Armstrong rose to fame and the pinnacle of the cycling world in the late 1990s and early 2000s, winning seven consecutive Tour de France titles after being successfully treated for testicular cancer.

This summer, the anti-doping agency charged Armstrong with using performance-enhancing drugs and helping to run a systematic doping program on his Tour de France teams.

Armstrong chose not to fight the accusations but denies having used banned substances. He was banned from competing for life and was stripped of all his titles.

Tufts is not the first organization to distance itself from the embattled cyclist.

Multiple companies, including Nike and Anheuser-Busch, have dumped Armstrong from sponsorship deals in the wake of the anti-doping agency’s reports. Armstrong’s name was also recently dropped from his cancer-fighting charity, the Livestrong Foundation.
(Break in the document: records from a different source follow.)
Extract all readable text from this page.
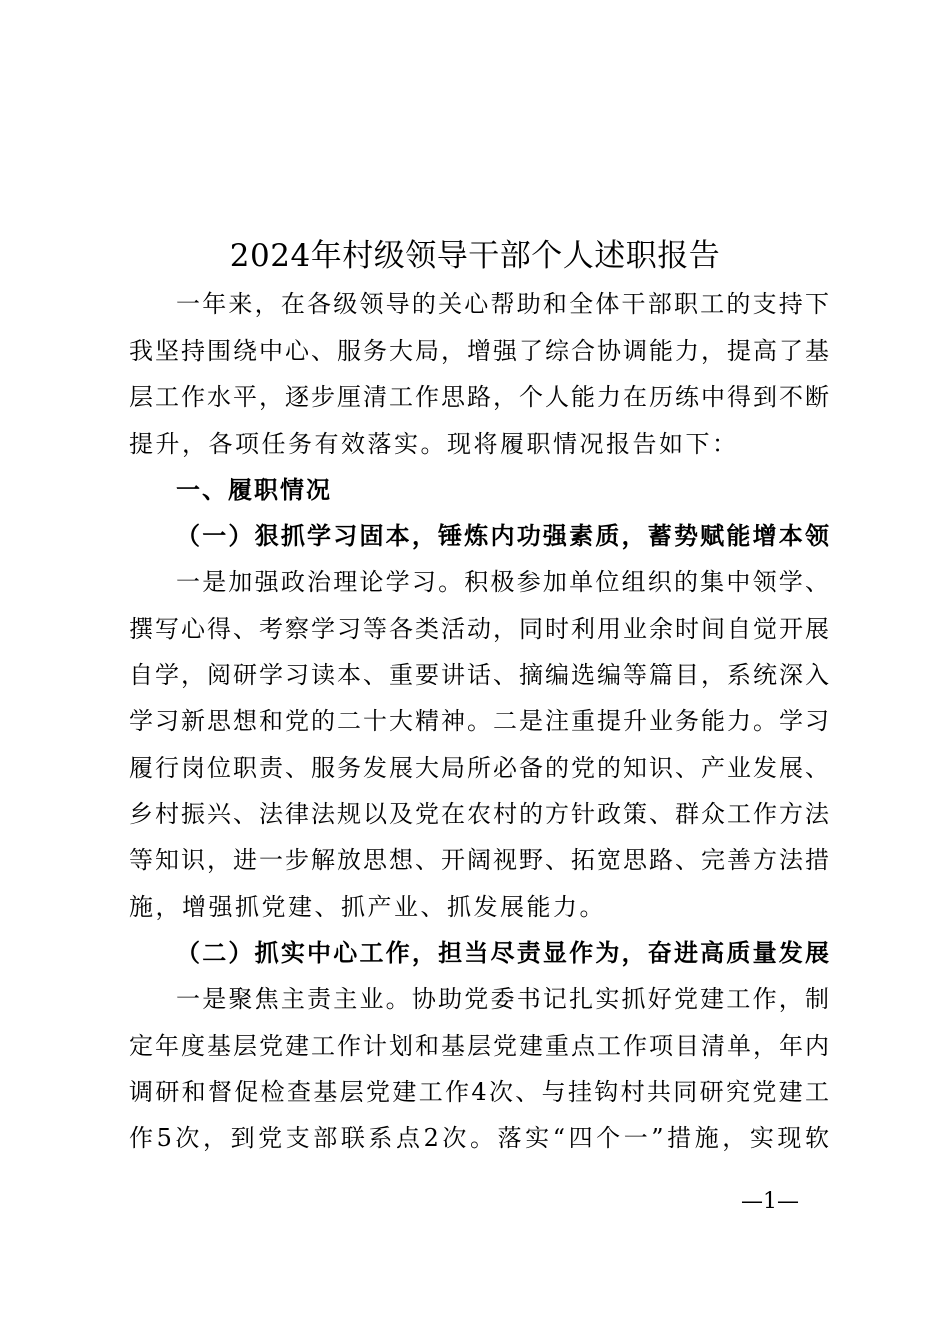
2024年村级领导干部个人述职报告
一年来，在各级领导的关心帮助和全体干部职工的支持下
我坚持围绕中心、服务大局，增强了综合协调能力，提高了基
层工作水平，逐步厘清工作思路，个人能力在历练中得到不断
提升，各项任务有效落实。现将履职情况报告如下：
一、履职情况
（一）狠抓学习固本，锤炼内功强素质，蓄势赋能增本领
一是加强政治理论学习。积极参加单位组织的集中领学、
撰写心得、考察学习等各类活动，同时利用业余时间自觉开展
自学，阅研学习读本、重要讲话、摘编选编等篇目，系统深入
学习新思想和党的二十大精神。二是注重提升业务能力。学习
履行岗位职责、服务发展大局所必备的党的知识、产业发展、
乡村振兴、法律法规以及党在农村的方针政策、群众工作方法
等知识，进一步解放思想、开阔视野、拓宽思路、完善方法措
施，增强抓党建、抓产业、抓发展能力。
（二）抓实中心工作，担当尽责显作为，奋进高质量发展
一是聚焦主责主业。协助党委书记扎实抓好党建工作，制
定年度基层党建工作计划和基层党建重点工作项目清单，年内
调研和督促检查基层党建工作4次、与挂钩村共同研究党建工
作5次，到党支部联系点2次。落实“四个一”措施，实现软
—1—
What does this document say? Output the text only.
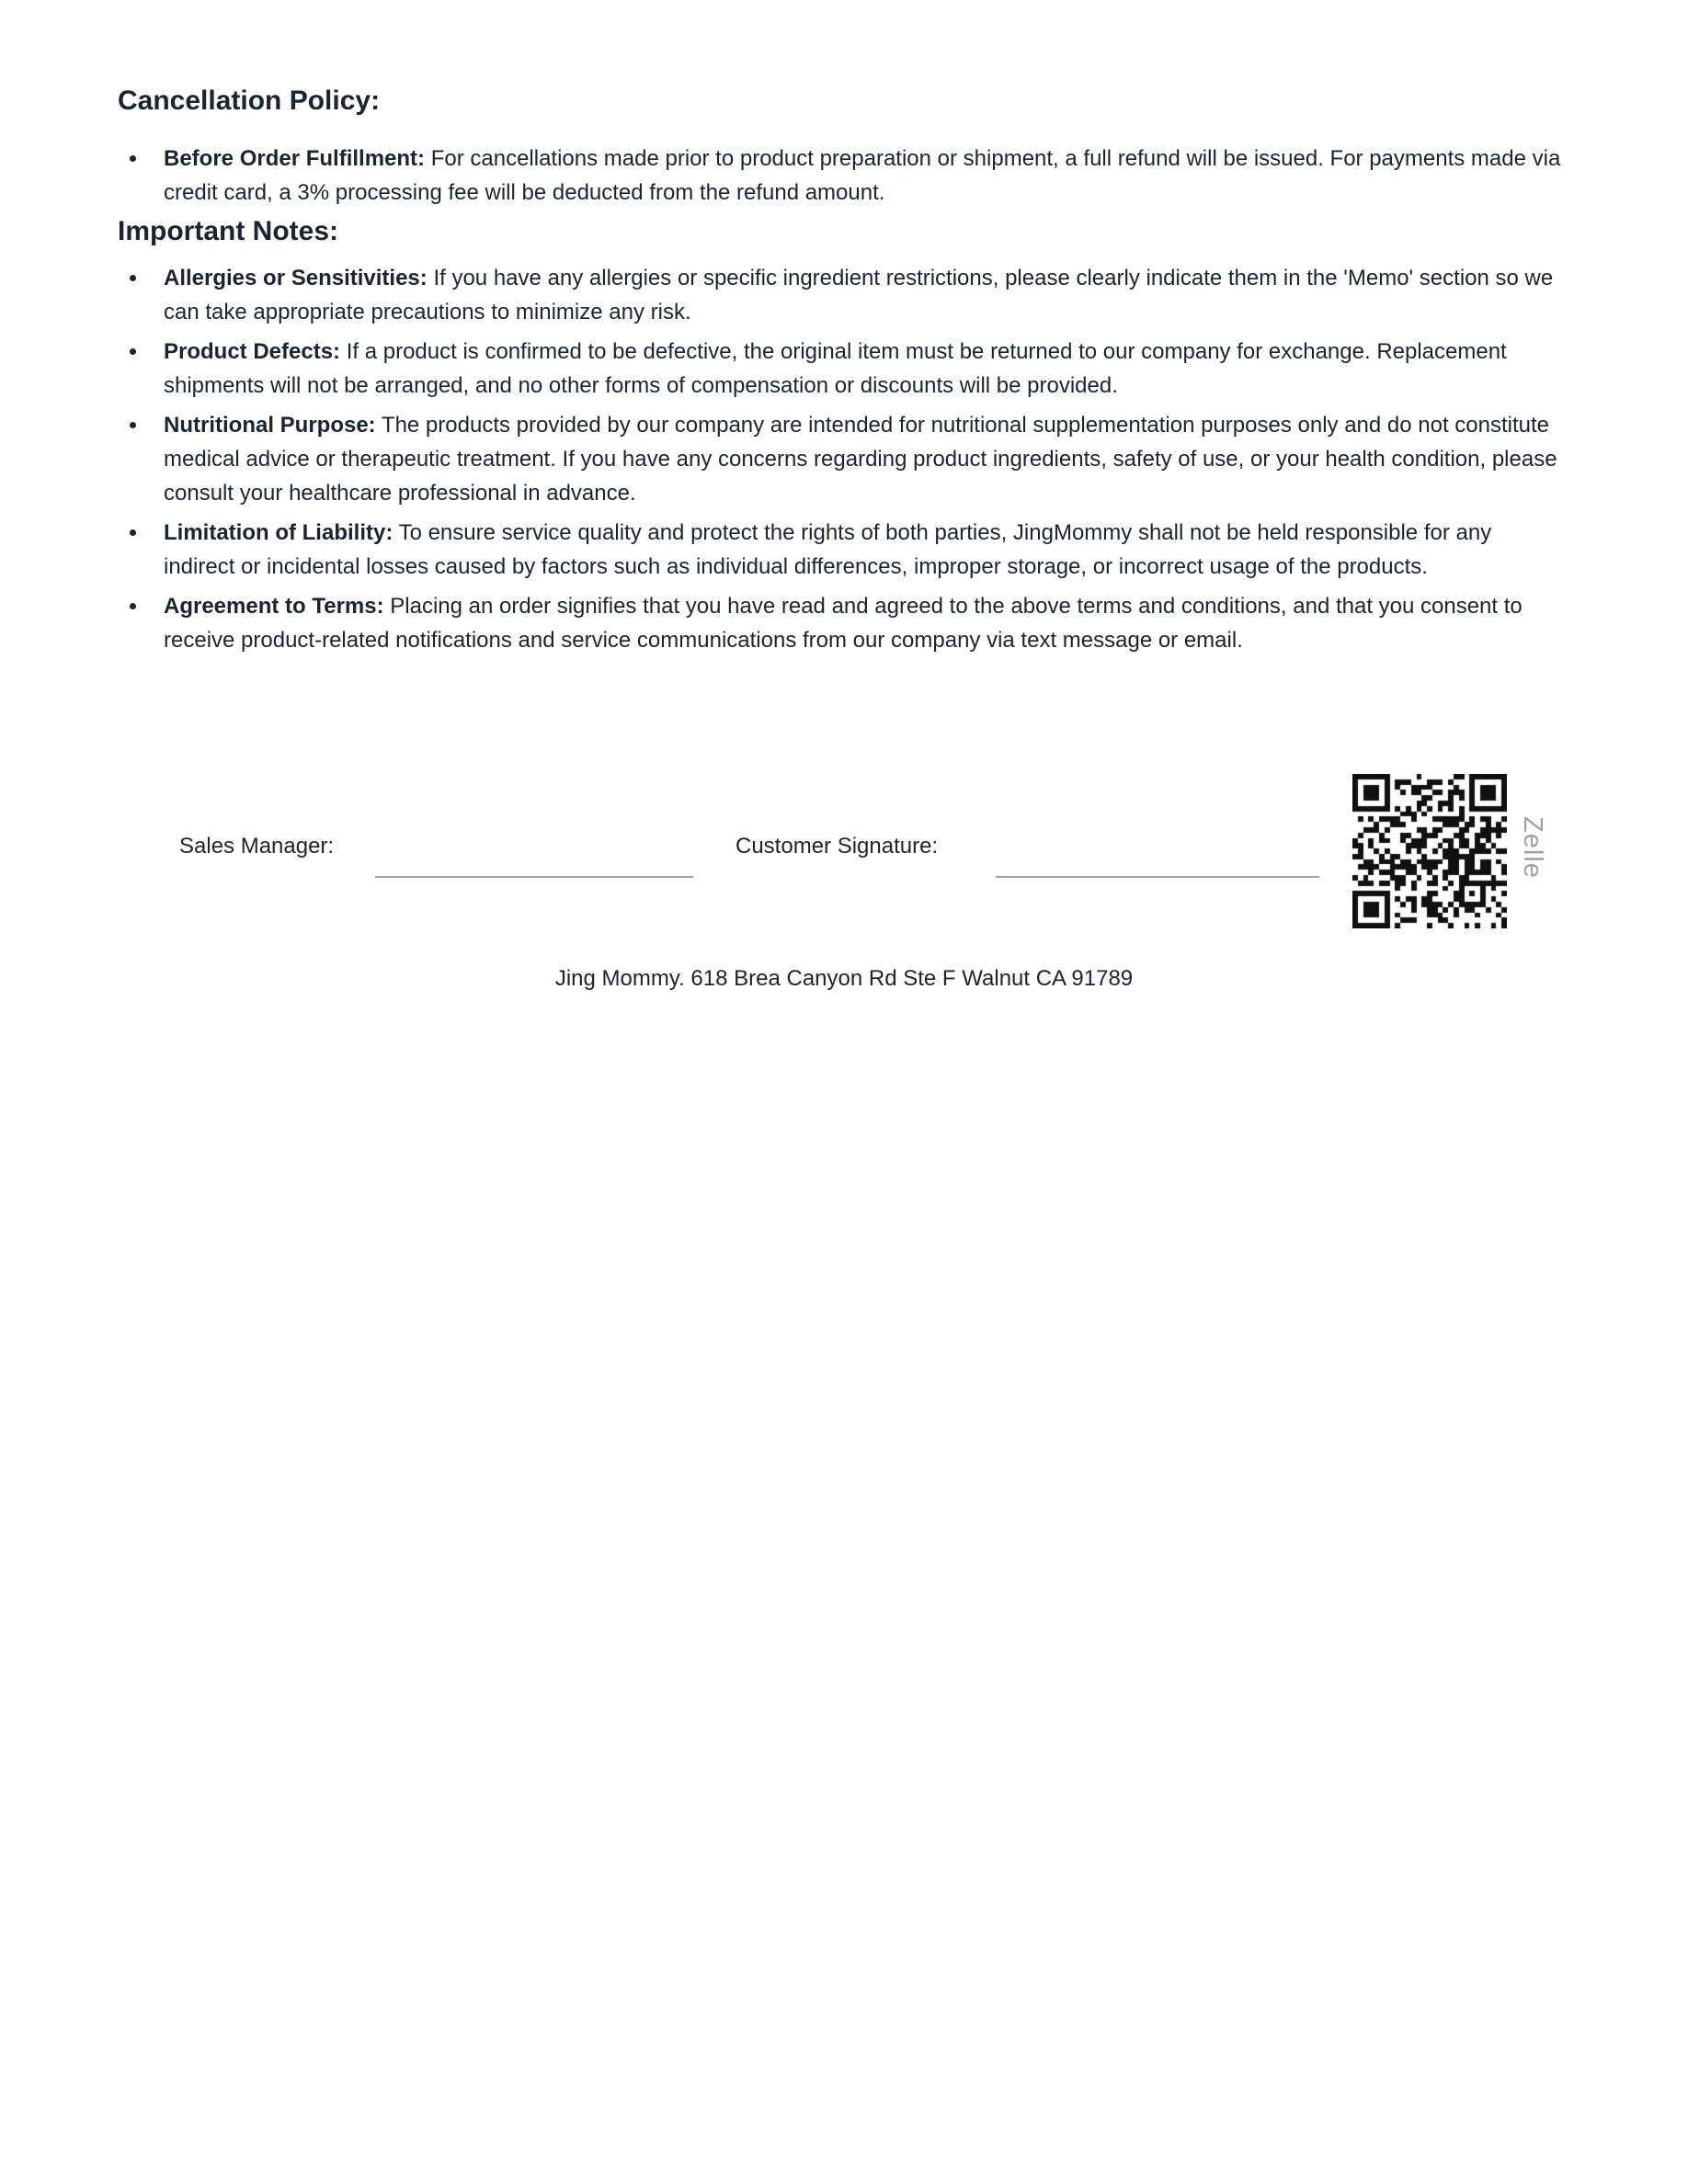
Cancellation Policy:
Before Order Fulfillment: For cancellations made prior to product preparation or shipment, a full refund will be issued. For payments made via credit card, a 3% processing fee will be deducted from the refund amount.
Important Notes:
Allergies or Sensitivities: If you have any allergies or specific ingredient restrictions, please clearly indicate them in the 'Memo' section so we can take appropriate precautions to minimize any risk.
Product Defects: If a product is confirmed to be defective, the original item must be returned to our company for exchange. Replacement shipments will not be arranged, and no other forms of compensation or discounts will be provided.
Nutritional Purpose: The products provided by our company are intended for nutritional supplementation purposes only and do not constitute medical advice or therapeutic treatment. If you have any concerns regarding product ingredients, safety of use, or your health condition, please consult your healthcare professional in advance.
Limitation of Liability: To ensure service quality and protect the rights of both parties, JingMommy shall not be held responsible for any indirect or incidental losses caused by factors such as individual differences, improper storage, or incorrect usage of the products.
Agreement to Terms: Placing an order signifies that you have read and agreed to the above terms and conditions, and that you consent to receive product-related notifications and service communications from our company via text message or email.
Sales Manager:	Customer Signature:	Zelle
Jing Mommy. 618 Brea Canyon Rd Ste F Walnut CA 91789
He had already stepped down as chairman of the foundation and resigned from its board of directors.

Armstrong’s spokesman did not return an e-mail Wednesday seeking comment about Tufts’ decision.

After he received the degree from Tufts, Armstrong, clad in a school cycling jersey, exhorted 2006 graduates to make a difference. “As a 35-year-old guy speaking to some 20-year-olds, we can effect change all over the world, and I’m excited,” according to a transcript on the school’s website.

It is unusual, though not unheard of, for colleges to rescind honorary degrees.